3. 3. fish eye lens according to claim 1, it is characterised in that：First lens and second lens are directly tight By assembling, second lens and the 3rd lens pass through spacer ring close-fitting.
4. 4. fish eye lens according to claim 3, it is characterised in that：3rd lens and the 4th lens by every Close-fitting is enclosed, the 4th lens and the 5th lens are passed through by spacer ring close-fitting, the 5th lens and the 6th lens Spacer ring close-fitting, the 7th lens and the 8th lens are led to by spacer ring close-fitting, the 8th lens and the 9th lens Cross spacer ring close-fitting.

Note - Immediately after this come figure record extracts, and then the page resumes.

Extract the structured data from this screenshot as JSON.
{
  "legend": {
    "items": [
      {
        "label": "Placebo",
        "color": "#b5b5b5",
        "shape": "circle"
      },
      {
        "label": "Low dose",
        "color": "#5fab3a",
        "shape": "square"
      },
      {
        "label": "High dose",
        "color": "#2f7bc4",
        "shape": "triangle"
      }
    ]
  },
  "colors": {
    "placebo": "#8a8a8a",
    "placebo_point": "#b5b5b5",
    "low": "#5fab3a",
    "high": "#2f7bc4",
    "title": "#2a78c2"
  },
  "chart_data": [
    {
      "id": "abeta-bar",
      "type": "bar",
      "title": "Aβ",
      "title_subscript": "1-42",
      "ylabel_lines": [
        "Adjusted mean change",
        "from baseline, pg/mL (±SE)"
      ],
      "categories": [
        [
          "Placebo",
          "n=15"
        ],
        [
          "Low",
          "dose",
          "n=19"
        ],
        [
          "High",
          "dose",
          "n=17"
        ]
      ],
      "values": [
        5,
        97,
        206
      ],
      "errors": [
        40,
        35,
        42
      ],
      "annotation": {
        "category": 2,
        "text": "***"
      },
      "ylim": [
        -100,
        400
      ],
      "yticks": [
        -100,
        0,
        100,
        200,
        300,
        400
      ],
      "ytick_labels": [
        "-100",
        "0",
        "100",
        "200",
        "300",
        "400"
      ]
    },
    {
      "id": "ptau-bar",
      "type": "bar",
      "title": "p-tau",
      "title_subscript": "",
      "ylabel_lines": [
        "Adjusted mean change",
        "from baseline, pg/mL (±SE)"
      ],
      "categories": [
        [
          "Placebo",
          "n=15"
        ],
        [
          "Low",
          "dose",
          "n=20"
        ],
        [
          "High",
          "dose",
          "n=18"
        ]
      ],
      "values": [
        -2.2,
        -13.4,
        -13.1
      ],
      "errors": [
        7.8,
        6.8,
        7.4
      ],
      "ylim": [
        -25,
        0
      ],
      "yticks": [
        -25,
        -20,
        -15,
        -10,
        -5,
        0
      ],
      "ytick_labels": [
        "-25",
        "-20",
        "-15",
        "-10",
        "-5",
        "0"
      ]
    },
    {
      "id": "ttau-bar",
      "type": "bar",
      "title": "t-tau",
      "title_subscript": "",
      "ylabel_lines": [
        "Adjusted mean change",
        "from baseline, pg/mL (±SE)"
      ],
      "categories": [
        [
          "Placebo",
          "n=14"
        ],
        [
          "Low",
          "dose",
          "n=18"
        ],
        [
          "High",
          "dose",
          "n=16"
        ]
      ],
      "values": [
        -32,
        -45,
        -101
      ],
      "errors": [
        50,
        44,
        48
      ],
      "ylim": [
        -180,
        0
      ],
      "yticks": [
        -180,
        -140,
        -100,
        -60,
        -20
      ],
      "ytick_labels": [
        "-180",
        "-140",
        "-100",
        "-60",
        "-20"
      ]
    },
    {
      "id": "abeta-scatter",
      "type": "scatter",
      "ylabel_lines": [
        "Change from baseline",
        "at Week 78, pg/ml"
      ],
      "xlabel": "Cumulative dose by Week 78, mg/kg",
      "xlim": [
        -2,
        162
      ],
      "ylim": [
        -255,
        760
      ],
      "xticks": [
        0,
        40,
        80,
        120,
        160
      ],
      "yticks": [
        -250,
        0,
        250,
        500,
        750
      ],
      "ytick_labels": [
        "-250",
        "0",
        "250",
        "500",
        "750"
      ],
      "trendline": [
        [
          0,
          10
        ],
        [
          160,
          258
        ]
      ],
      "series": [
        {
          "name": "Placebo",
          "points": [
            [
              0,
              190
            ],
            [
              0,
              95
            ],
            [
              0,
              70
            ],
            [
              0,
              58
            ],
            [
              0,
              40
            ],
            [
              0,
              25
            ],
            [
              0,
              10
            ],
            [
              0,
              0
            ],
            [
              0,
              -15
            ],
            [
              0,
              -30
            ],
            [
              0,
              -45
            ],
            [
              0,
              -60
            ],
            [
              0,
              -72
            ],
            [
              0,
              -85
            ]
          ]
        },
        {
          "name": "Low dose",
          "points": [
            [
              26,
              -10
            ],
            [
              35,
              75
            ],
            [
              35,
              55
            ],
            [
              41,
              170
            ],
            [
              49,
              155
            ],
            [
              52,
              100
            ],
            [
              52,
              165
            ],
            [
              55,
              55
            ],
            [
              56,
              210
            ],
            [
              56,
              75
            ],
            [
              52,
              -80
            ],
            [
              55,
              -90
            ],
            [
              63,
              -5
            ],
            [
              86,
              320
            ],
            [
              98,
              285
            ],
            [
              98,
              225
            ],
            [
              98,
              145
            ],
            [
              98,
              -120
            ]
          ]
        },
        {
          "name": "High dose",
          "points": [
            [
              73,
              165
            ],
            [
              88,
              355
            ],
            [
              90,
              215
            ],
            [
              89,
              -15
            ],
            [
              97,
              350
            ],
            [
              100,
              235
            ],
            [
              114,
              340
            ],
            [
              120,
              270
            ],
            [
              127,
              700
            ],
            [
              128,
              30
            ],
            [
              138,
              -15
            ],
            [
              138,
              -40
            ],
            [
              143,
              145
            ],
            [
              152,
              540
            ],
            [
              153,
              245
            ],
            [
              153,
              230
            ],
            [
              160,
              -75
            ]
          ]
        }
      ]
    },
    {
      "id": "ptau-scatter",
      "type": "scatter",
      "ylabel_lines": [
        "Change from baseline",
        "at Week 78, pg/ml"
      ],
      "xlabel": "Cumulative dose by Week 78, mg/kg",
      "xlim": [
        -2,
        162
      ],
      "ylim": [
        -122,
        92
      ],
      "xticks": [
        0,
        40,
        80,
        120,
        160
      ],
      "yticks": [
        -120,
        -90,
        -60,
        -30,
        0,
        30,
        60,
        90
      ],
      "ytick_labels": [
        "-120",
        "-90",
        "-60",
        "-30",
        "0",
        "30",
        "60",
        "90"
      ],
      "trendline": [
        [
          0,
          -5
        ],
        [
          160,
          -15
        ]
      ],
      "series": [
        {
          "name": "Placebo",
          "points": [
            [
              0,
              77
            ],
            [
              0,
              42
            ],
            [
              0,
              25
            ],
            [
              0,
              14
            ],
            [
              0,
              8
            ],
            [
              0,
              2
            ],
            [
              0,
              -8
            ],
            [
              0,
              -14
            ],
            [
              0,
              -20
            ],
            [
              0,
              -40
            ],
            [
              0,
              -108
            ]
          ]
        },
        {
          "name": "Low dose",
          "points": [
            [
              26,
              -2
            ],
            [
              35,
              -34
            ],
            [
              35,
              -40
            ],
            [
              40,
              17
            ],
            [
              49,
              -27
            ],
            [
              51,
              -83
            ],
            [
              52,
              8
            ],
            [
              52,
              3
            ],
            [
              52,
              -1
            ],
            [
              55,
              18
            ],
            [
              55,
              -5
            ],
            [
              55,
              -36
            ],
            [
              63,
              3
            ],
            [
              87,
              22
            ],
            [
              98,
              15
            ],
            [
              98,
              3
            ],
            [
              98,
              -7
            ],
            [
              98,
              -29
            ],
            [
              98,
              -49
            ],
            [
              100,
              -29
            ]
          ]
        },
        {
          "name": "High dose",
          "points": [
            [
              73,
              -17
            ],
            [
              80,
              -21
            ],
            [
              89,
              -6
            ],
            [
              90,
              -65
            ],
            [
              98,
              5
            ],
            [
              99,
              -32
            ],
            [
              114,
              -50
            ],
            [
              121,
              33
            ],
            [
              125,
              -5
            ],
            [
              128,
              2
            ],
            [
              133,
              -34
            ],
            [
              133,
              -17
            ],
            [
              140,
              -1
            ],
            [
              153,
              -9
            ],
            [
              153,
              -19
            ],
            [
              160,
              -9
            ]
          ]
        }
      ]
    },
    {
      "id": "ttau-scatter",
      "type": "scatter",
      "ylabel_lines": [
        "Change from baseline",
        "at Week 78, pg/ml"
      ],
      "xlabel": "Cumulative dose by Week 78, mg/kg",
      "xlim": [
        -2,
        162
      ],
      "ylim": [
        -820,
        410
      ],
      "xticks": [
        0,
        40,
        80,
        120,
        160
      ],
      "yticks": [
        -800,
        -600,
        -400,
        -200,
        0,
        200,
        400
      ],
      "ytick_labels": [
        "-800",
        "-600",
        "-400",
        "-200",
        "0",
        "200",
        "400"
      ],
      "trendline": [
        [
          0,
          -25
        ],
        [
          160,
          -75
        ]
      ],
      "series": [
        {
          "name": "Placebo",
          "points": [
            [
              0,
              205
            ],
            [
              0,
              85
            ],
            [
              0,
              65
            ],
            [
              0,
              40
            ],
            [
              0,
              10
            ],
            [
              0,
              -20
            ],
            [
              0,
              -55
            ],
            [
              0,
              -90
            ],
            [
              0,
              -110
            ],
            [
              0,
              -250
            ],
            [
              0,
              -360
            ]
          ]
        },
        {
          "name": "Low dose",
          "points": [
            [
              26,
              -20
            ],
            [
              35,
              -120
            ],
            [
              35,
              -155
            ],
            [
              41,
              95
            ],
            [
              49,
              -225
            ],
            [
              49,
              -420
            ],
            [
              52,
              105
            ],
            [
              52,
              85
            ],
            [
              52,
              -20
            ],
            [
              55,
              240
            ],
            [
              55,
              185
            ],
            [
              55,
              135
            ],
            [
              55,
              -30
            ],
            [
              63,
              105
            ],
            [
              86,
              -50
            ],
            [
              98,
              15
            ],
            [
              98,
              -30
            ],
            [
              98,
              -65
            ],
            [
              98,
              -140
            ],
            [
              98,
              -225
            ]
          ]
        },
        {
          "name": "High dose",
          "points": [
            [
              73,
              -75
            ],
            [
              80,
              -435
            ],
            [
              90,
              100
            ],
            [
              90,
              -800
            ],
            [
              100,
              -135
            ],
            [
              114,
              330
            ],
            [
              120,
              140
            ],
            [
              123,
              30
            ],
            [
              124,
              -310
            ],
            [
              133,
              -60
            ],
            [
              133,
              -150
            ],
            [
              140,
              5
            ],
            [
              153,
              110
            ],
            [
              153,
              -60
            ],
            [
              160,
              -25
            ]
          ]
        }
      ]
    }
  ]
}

5. 5. fish eye lens according to claim 1, it is characterised in that：6th lens and the 7th lens pass through light Learn glue bond.
6. 6. fish eye lens according to claim 1, it is characterised in that：Close second lens of first lens Half bore and the ratio D/R of spherical radius simultaneously is 0.81.
7. 7. fish eye lens according to claim 1, it is characterised in that：Set between 5th lens and the 6th lens It is equipped with diaphragm.